The real fix: let the render happen somewhere else
The moment the render leaves your workstation, the problem disappears, because your GPU is no longer shared between the job and you. Where it goes depends on your renderer, and the split is worth getting right. If your output is an offline engine like V-Ray or Corona, a SaaS render farm takes the whole job onto its own nodes, and your machine is free the instant you submit. GarageFarm leans on responsive human support that helps if you are new to submitting jobs, RebusFarm adds a scene checker and handles Corona well, and Fox Renderfarm is usually the cheapest for large offline batches. None of them runs a real-time app, though, so if you work in Lumion, Enscape or D5, those farms are not the answer.
For real-time tools, and for anyone who wants a full Windows machine to themselves, the cloud option is an IaaS server. You rent a remote RTX 4090 machine, run your render there, and keep using your own computer normally the whole time, since the work is happening on hardware you connected to rather than the one in front of you. iRender is the service I reach for here, mostly because you can spin a machine up just for the render and shut it down after. That shutdown step matters, because the billing clock runs until you do, so a machine left on after the render finishes keeps charging. New accounts get Credit Back on each session and a free trial to test the workflow on a real scene.
Stop surrendering your afternoon to a progress bar. Run the render on a remote RTX 4090 through iRender and keep working on your own machine. Free trial to test it on your scene first. See how it works
If the render running overnight is your specific frustration, the setup for that is in rendering an animation overnight without leaving your PC on.
FAQ
- Why does my whole computer freeze when I render?
Because the render takes the same hardware you use for everything else. To finish quickly it pins the GPU that draws your screen, plus much of the CPU and RAM, leaving the operating system almost nothing to keep the interface responsive. That is why the cursor stutters and other apps stop responding. It is not a fault, it is the render using all the available resources, which is unavoidable when one machine does both jobs at once.
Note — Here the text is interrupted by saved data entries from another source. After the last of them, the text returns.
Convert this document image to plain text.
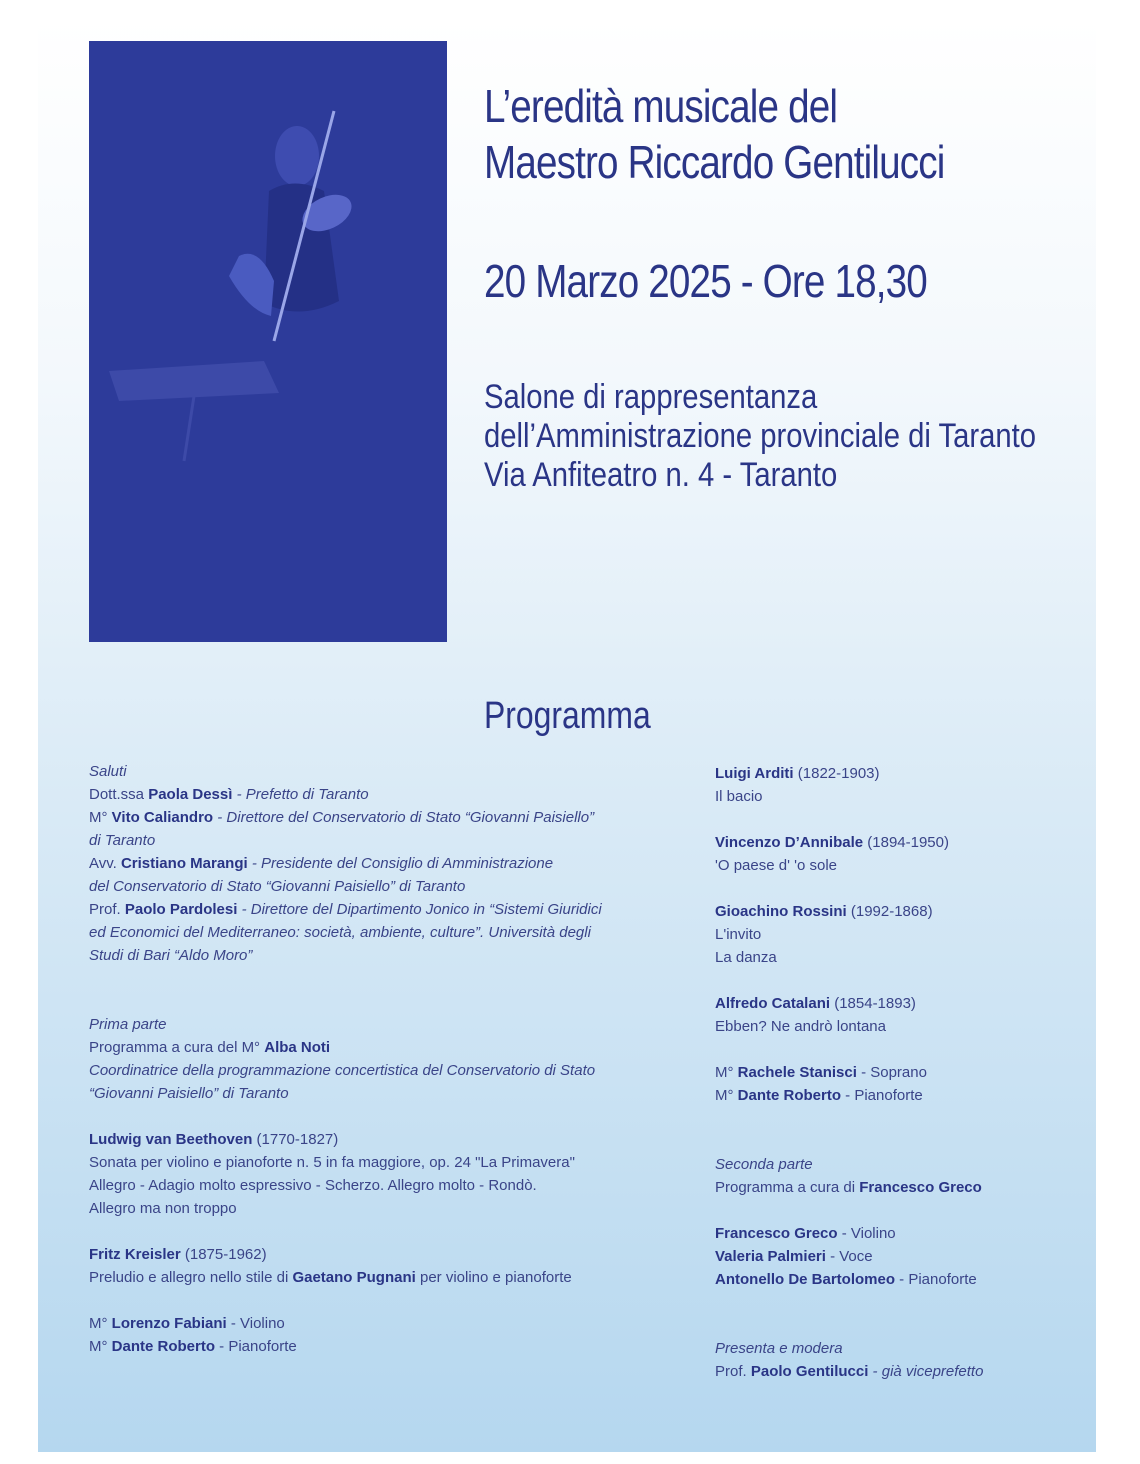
L’eredità musicale del
Maestro Riccardo Gentilucci
20 Marzo 2025 - Ore 18,30
Salone di rappresentanza
dell’Amministrazione provinciale di Taranto
Via Anfiteatro n. 4 - Taranto
Programma
Saluti
Dott.ssa Paola Dessì - Prefetto di Taranto
M° Vito Caliandro - Direttore del Conservatorio di Stato “Giovanni Paisiello”
di Taranto
Avv. Cristiano Marangi - Presidente del Consiglio di Amministrazione
del Conservatorio di Stato “Giovanni Paisiello” di Taranto
Prof. Paolo Pardolesi - Direttore del Dipartimento Jonico in “Sistemi Giuridici
ed Economici del Mediterraneo: società, ambiente, culture”. Università degli
Studi di Bari “Aldo Moro”
Prima parte
Programma a cura del M° Alba Noti
Coordinatrice della programmazione concertistica del Conservatorio di Stato
“Giovanni Paisiello” di Taranto
Ludwig van Beethoven (1770-1827)
Sonata per violino e pianoforte n. 5 in fa maggiore, op. 24 "La Primavera"
Allegro - Adagio molto espressivo - Scherzo. Allegro molto - Rondò.
Allegro ma non troppo
Fritz Kreisler (1875-1962)
Preludio e allegro nello stile di Gaetano Pugnani per violino e pianoforte
M° Lorenzo Fabiani - Violino
M° Dante Roberto - Pianoforte
Luigi Arditi (1822-1903)
Il bacio
Vincenzo D’Annibale (1894-1950)
'O paese d' 'o sole
Gioachino Rossini (1992-1868)
L'invito
La danza
Alfredo Catalani (1854-1893)
Ebben? Ne andrò lontana
M° Rachele Stanisci - Soprano
M° Dante Roberto - Pianoforte
Seconda parte
Programma a cura di Francesco Greco
Francesco Greco - Violino
Valeria Palmieri - Voce
Antonello De Bartolomeo - Pianoforte
Presenta e modera
Prof. Paolo Gentilucci - già viceprefetto
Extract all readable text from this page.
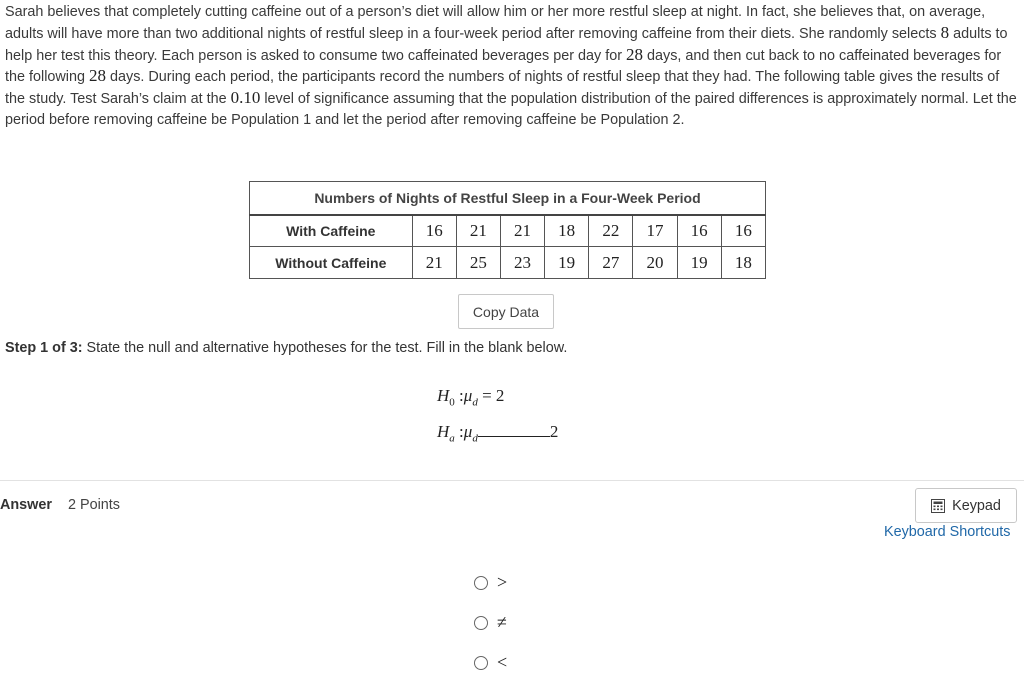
Sarah believes that completely cutting caffeine out of a person’s diet will allow him or her more restful sleep at night. In fact, she believes that, on average, adults will have more than two additional nights of restful sleep in a four-week period after removing caffeine from their diets. She randomly selects 8 adults to help her test this theory. Each person is asked to consume two caffeinated beverages per day for 28 days, and then cut back to no caffeinated beverages for the following 28 days. During each period, the participants record the numbers of nights of restful sleep that they had. The following table gives the results of the study. Test Sarah’s claim at the 0.10 level of significance assuming that the population distribution of the paired differences is approximately normal. Let the period before removing caffeine be Population 1 and let the period after removing caffeine be Population 2.
Numbers of Nights of Restful Sleep in a Four-Week Period								
With Caffeine	16	21	21	18	22	17	16	16
Without Caffeine	21	25	23	19	27	20	19	18
Copy Data
Step 1 of 3: State the null and alternative hypotheses for the test. Fill in the blank below.
$H_0$ $:\mu_d = 2$
$H_a$ $:\mu_d$	2
Answer 2 Points	Keypad
Keyboard Shortcuts
>
≠
<
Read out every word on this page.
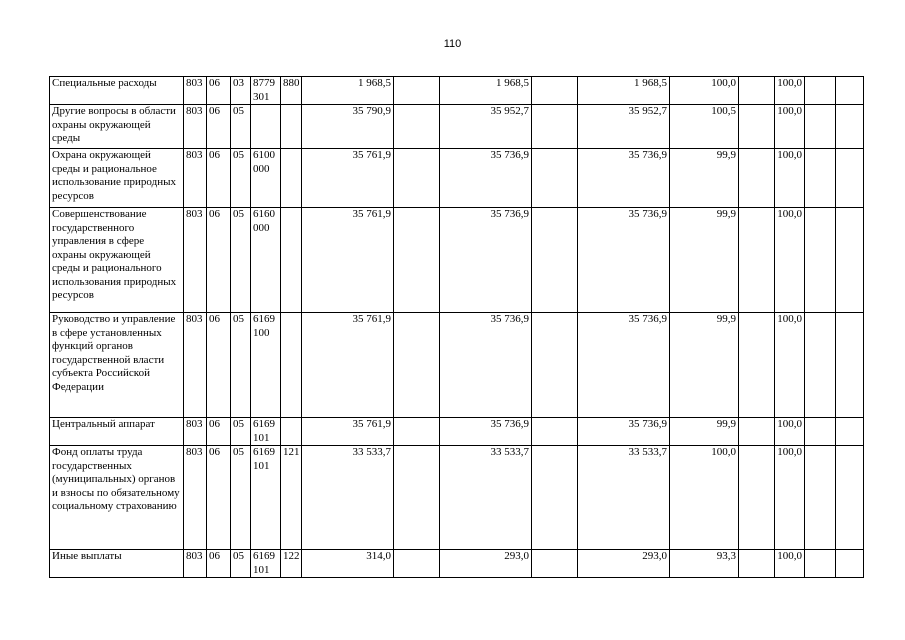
110
Специальные расходы	803	06	03	8779 301	880	1 968,5		1 968,5		1 968,5	100,0		100,0		
Другие вопросы в области охраны окружающей среды	803	06	05			35 790,9		35 952,7		35 952,7	100,5		100,0		
Охрана окружающей среды и рациональное использование природных ресурсов	803	06	05	6100 000		35 761,9		35 736,9		35 736,9	99,9		100,0		
Совершенствование государственного управления в сфере охраны окружающей среды и рационального использования природных ресурсов	803	06	05	6160 000		35 761,9		35 736,9		35 736,9	99,9		100,0		
Руководство и управление в сфере установленных функций органов государственной власти субъекта Российской Федерации	803	06	05	6169 100		35 761,9		35 736,9		35 736,9	99,9		100,0		
Центральный аппарат	803	06	05	6169 101		35 761,9		35 736,9		35 736,9	99,9		100,0		
Фонд оплаты труда государственных (муниципальных) органов и взносы по обязательному социальному страхованию	803	06	05	6169 101	121	33 533,7		33 533,7		33 533,7	100,0		100,0		
Иные выплаты	803	06	05	6169 101	122	314,0		293,0		293,0	93,3		100,0		
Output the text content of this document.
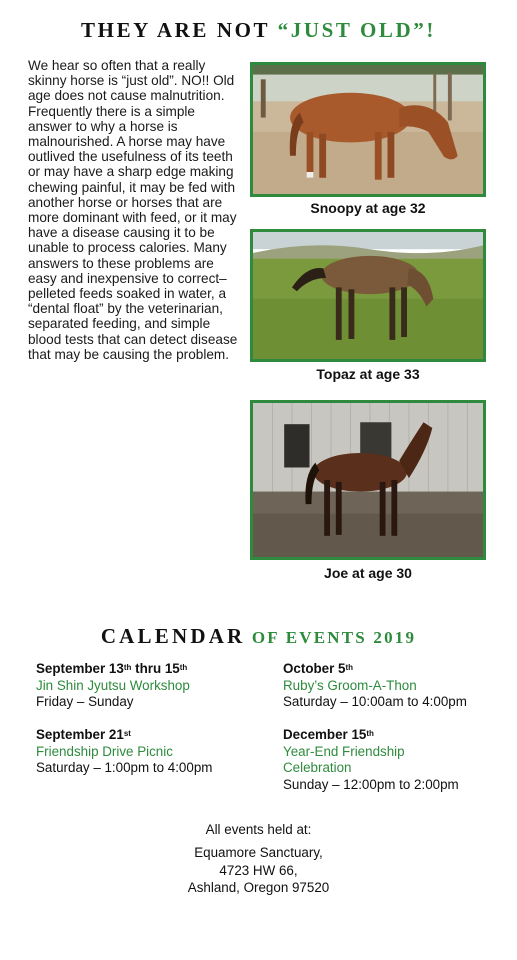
THEY ARE NOT “JUST OLD”!

We hear so often that a really skinny horse is “just old”. NO!! Old age does not cause malnutrition. Frequently there is a simple answer to why a horse is malnourished. A horse may have outlived the usefulness of its teeth or may have a sharp edge making chewing painful, it may be fed with another horse or horses that are more dominant with feed, or it may have a disease causing it to be unable to process calories. Many answers to these problems are easy and inexpensive to correct– pelleted feeds soaked in water, a “dental float” by the veterinarian, separated feeding, and simple blood tests that can detect disease that may be causing the problem.

Snoopy at age 32
Topaz at age 33
Joe at age 30
CALENDAR OF EVENTS 2019
September 13th thru 15th
Jin Shin Jyutsu Workshop
Friday – Sunday
October 5th
Ruby’s Groom-A-Thon
Saturday – 10:00am to 4:00pm
September 21st
Friendship Drive Picnic
Saturday – 1:00pm to 4:00pm
December 15th
Year-End Friendship
Celebration
Sunday – 12:00pm to 2:00pm
All events held at:
Equamore Sanctuary,
4723 HW 66,
Ashland, Oregon 97520
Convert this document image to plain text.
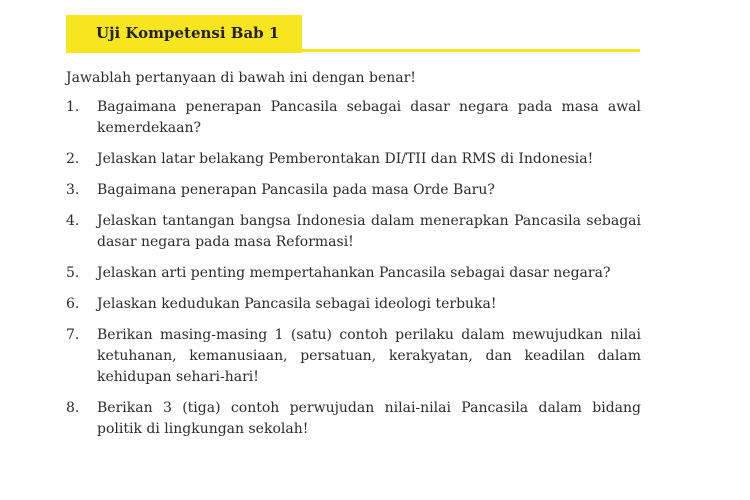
Uji Kompetensi Bab 1
Jawablah pertanyaan di bawah ini dengan benar!
1.	Bagaimana penerapan Pancasila sebagai dasar negara pada masa awal kemerdekaan?
2.	Jelaskan latar belakang Pemberontakan DI/TII dan RMS di Indonesia!
3.	Bagaimana penerapan Pancasila pada masa Orde Baru?
4.	Jelaskan tantangan bangsa Indonesia dalam menerapkan Pancasila sebagai dasar negara pada masa Reformasi!
5.	Jelaskan arti penting mempertahankan Pancasila sebagai dasar negara?
6.	Jelaskan kedudukan Pancasila sebagai ideologi terbuka!
7.	Berikan masing-masing 1 (satu) contoh perilaku dalam mewujudkan nilai ketuhanan, kemanusiaan, persatuan, kerakyatan, dan keadilan dalam kehidupan sehari-hari!
8.	Berikan 3 (tiga) contoh perwujudan nilai-nilai Pancasila dalam bidang politik di lingkungan sekolah!
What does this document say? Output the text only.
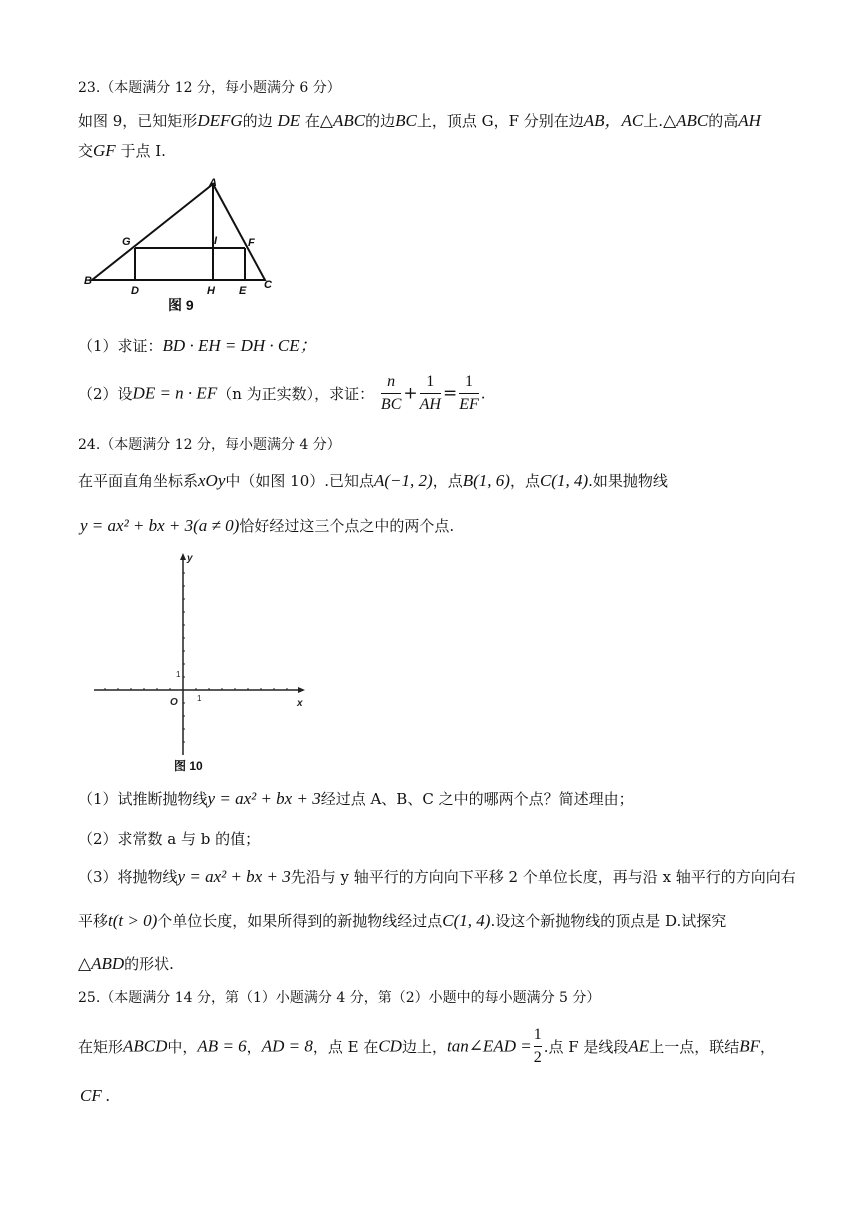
23.（本题满分 12 分，每小题满分 6 分）
如图 9，已知矩形DEFG的边 DE 在△ABC的边BC上，顶点 G，F 分别在边AB，AC上.△ABC的高AH
交GF 于点 I.
A
B	C
D	E
F
G
H
I
图 9
（1）求证：BD · EH = DH · CE；
（2）设DE = n · EF（n 为正实数），求证： $\frac{n}{BC} + \frac{1}{AH} = \frac{1}{EF}$ .
24.（本题满分 12 分，每小题满分 4 分）
在平面直角坐标系xOy中（如图 10）.已知点A(−1, 2)，点B(1, 6)，点C(1, 4).如果抛物线
y = ax² + bx + 3(a ≠ 0)恰好经过这三个点之中的两个点.
y
x
O 1
1
图 10
（1）试推断抛物线y = ax² + bx + 3经过点 A、B、C 之中的哪两个点？简述理由；
（2）求常数 a 与 b 的值；
（3）将抛物线y = ax² + bx + 3先沿与 y 轴平行的方向向下平移 2 个单位长度，再与沿 x 轴平行的方向向右
平移t(t > 0)个单位长度，如果所得到的新抛物线经过点C(1, 4).设这个新抛物线的顶点是 D.试探究
△ABD的形状.
25.（本题满分 14 分，第（1）小题满分 4 分，第（2）小题中的每小题满分 5 分）
在矩形ABCD中，AB = 6，AD = 8，点 E 在CD边上，tan∠EAD = $\frac{1}{2}$ .点 F 是线段AE上一点，联结BF，
CF .
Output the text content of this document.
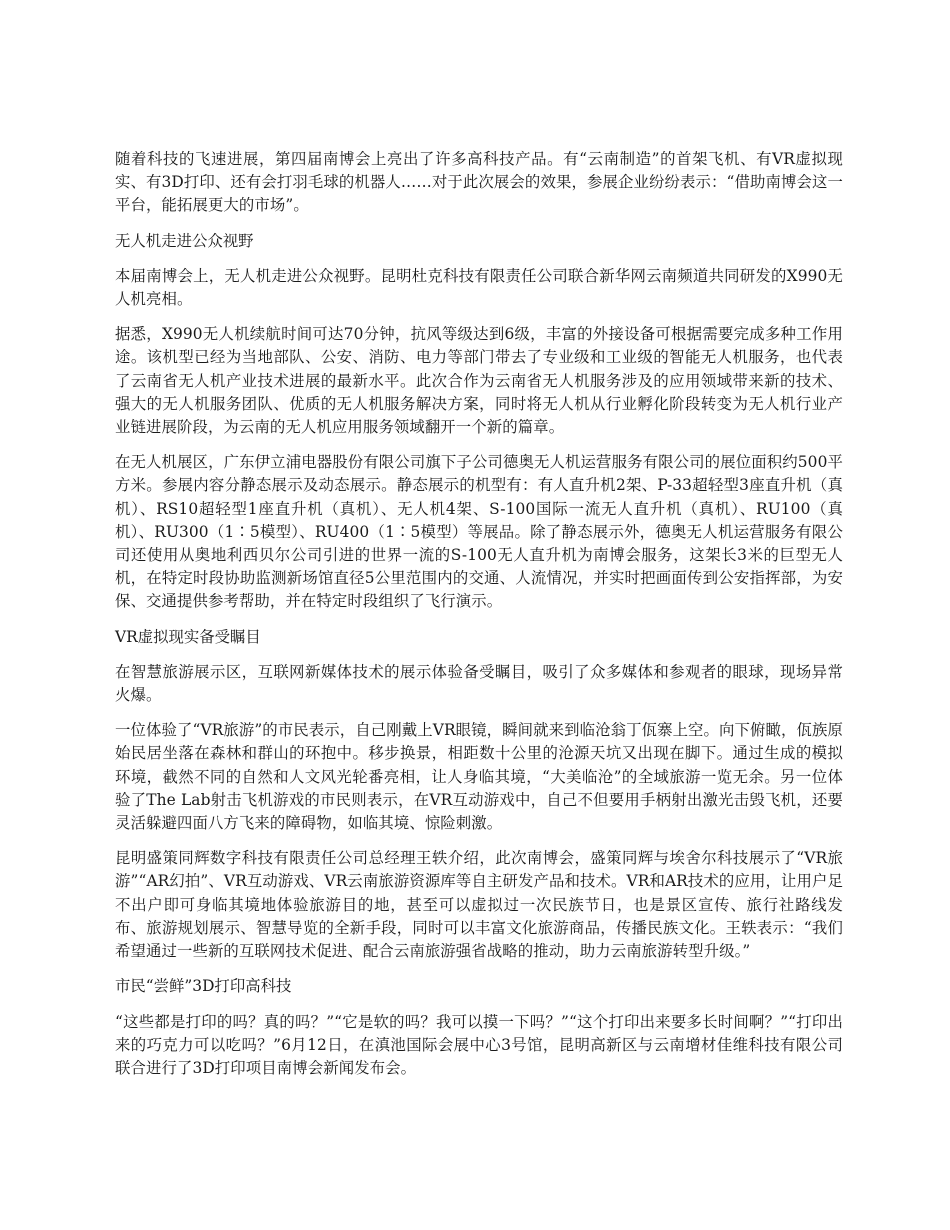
随着科技的飞速进展，第四届南博会上亮出了许多高科技产品。有“云南制造”的首架飞机、有VR虚拟现实、有3D打印、还有会打羽毛球的机器人……对于此次展会的效果，参展企业纷纷表示：“借助南博会这一平台，能拓展更大的市场”。

无人机走进公众视野

本届南博会上，无人机走进公众视野。昆明杜克科技有限责任公司联合新华网云南频道共同研发的X990无人机亮相。

据悉，X990无人机续航时间可达70分钟，抗风等级达到6级，丰富的外接设备可根据需要完成多种工作用途。该机型已经为当地部队、公安、消防、电力等部门带去了专业级和工业级的智能无人机服务，也代表了云南省无人机产业技术进展的最新水平。此次合作为云南省无人机服务涉及的应用领域带来新的技术、强大的无人机服务团队、优质的无人机服务解决方案，同时将无人机从行业孵化阶段转变为无人机行业产业链进展阶段，为云南的无人机应用服务领域翻开一个新的篇章。

在无人机展区，广东伊立浦电器股份有限公司旗下子公司德奥无人机运营服务有限公司的展位面积约500平方米。参展内容分静态展示及动态展示。静态展示的机型有：有人直升机2架、P-33超轻型3座直升机（真机）、RS10超轻型1座直升机（真机）、无人机4架、S-100国际一流无人直升机（真机）、RU100（真机）、RU300（1∶5模型）、RU400（1∶5模型）等展品。除了静态展示外，德奥无人机运营服务有限公司还使用从奥地利西贝尔公司引进的世界一流的S-100无人直升机为南博会服务，这架长3米的巨型无人机，在特定时段协助监测新场馆直径5公里范围内的交通、人流情况，并实时把画面传到公安指挥部，为安保、交通提供参考帮助，并在特定时段组织了飞行演示。

VR虚拟现实备受瞩目

在智慧旅游展示区，互联网新媒体技术的展示体验备受瞩目，吸引了众多媒体和参观者的眼球，现场异常火爆。

一位体验了“VR旅游”的市民表示，自己刚戴上VR眼镜，瞬间就来到临沧翁丁佤寨上空。向下俯瞰，佤族原始民居坐落在森林和群山的环抱中。移步换景，相距数十公里的沧源天坑又出现在脚下。通过生成的模拟环境，截然不同的自然和人文风光轮番亮相，让人身临其境，“大美临沧”的全域旅游一览无余。另一位体验了The Lab射击飞机游戏的市民则表示，在VR互动游戏中，自己不但要用手柄射出激光击毁飞机，还要灵活躲避四面八方飞来的障碍物，如临其境、惊险刺激。

昆明盛策同辉数字科技有限责任公司总经理王轶介绍，此次南博会，盛策同辉与埃舍尔科技展示了“VR旅游”“AR幻拍”、VR互动游戏、VR云南旅游资源库等自主研发产品和技术。VR和AR技术的应用，让用户足不出户即可身临其境地体验旅游目的地，甚至可以虚拟过一次民族节日，也是景区宣传、旅行社路线发布、旅游规划展示、智慧导览的全新手段，同时可以丰富文化旅游商品，传播民族文化。王轶表示：“我们希望通过一些新的互联网技术促进、配合云南旅游强省战略的推动，助力云南旅游转型升级。”

市民“尝鲜”3D打印高科技

“这些都是打印的吗？真的吗？”“它是软的吗？我可以摸一下吗？”“这个打印出来要多长时间啊？”“打印出来的巧克力可以吃吗？”6月12日，在滇池国际会展中心3号馆，昆明高新区与云南增材佳维科技有限公司联合进行了3D打印项目南博会新闻发布会。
2. How can I use my PC while it is rendering?
Locally, you can lower the render’s process priority or cap its GPU and CPU use, which frees a little headroom but slows the render in return. The dependable fix is to move the render off your machine entirely: a render farm for offline engines like V-Ray, or a cloud GPU server for real-time apps like Lumion. With the render running elsewhere, your own workstation stays fully usable the whole time.
3. Does cloud rendering free up my computer?
Yes, that is one of its main practical benefits. When you render on a remote machine, whether a render farm or a cloud GPU server you control, the work happens on that hardware, not yours. Your own computer only shows the remote screen or manages the upload, so it stays responsive for modeling, email or anything else. Just remember to shut a rented cloud machine down when the render finishes so it stops billing.